Search for providers by name.

Parameters:

Name	Type	Description	Default
`name`	`str`	Provider name to search for (case-insensitive partial match)	required

Returns:

Type	Description
`List[Dict]`	List of matching provider dictionaries.

Source code in src/mobility_db_api/api.py

def get_providers_by_name(self, name: str) -> List[Dict]:
    """Search for providers by name.

    Args:
        name: Provider name to search for (case-insensitive partial match)

    Returns:
        List of matching provider dictionaries.
    """
    return self.get_provider_info(name=name)

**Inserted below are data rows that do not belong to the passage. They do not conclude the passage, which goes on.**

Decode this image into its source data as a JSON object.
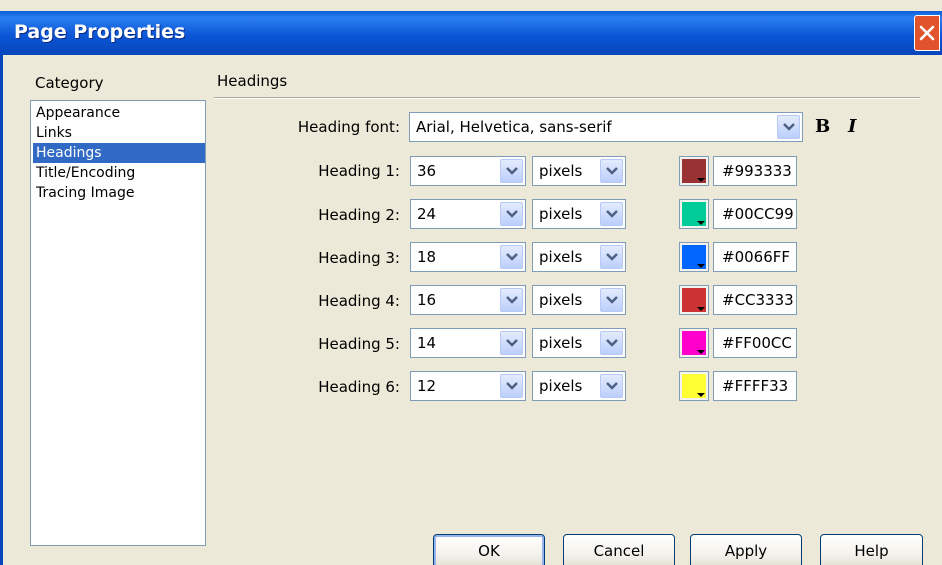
{
  "window": {
    "title": "Page Properties"
  },
  "category": {
    "header": "Category",
    "items": [
      "Appearance",
      "Links",
      "Headings",
      "Title/Encoding",
      "Tracing Image"
    ],
    "selected": "Headings"
  },
  "section": {
    "title": "Headings"
  },
  "heading_font": {
    "label": "Heading font:",
    "value": "Arial, Helvetica, sans-serif",
    "bold": "B",
    "italic": "I"
  },
  "headings": [
    {
      "label": "Heading 1:",
      "size": "36",
      "unit": "pixels",
      "color": "#993333"
    },
    {
      "label": "Heading 2:",
      "size": "24",
      "unit": "pixels",
      "color": "#00CC99"
    },
    {
      "label": "Heading 3:",
      "size": "18",
      "unit": "pixels",
      "color": "#0066FF"
    },
    {
      "label": "Heading 4:",
      "size": "16",
      "unit": "pixels",
      "color": "#CC3333"
    },
    {
      "label": "Heading 5:",
      "size": "14",
      "unit": "pixels",
      "color": "#FF00CC"
    },
    {
      "label": "Heading 6:",
      "size": "12",
      "unit": "pixels",
      "color": "#FFFF33"
    }
  ],
  "buttons": {
    "ok": "OK",
    "cancel": "Cancel",
    "apply": "Apply",
    "help": "Help"
  }
}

`list_downloaded_datasets()` ¶

Get a list of all downloaded datasets in the data directory.

Returns:

Type	Description
`List[DatasetMetadata]`	List of DatasetMetadata objects for all downloaded datasets

Source code in src/mobility_db_api/api.py

def list_downloaded_datasets(self) -> List[DatasetMetadata]:
    """
    Get a list of all downloaded datasets in the data directory.

    Returns:
        List of DatasetMetadata objects for all downloaded datasets
    """
    return [meta for meta in self.datasets.values() if meta.download_path.exists()]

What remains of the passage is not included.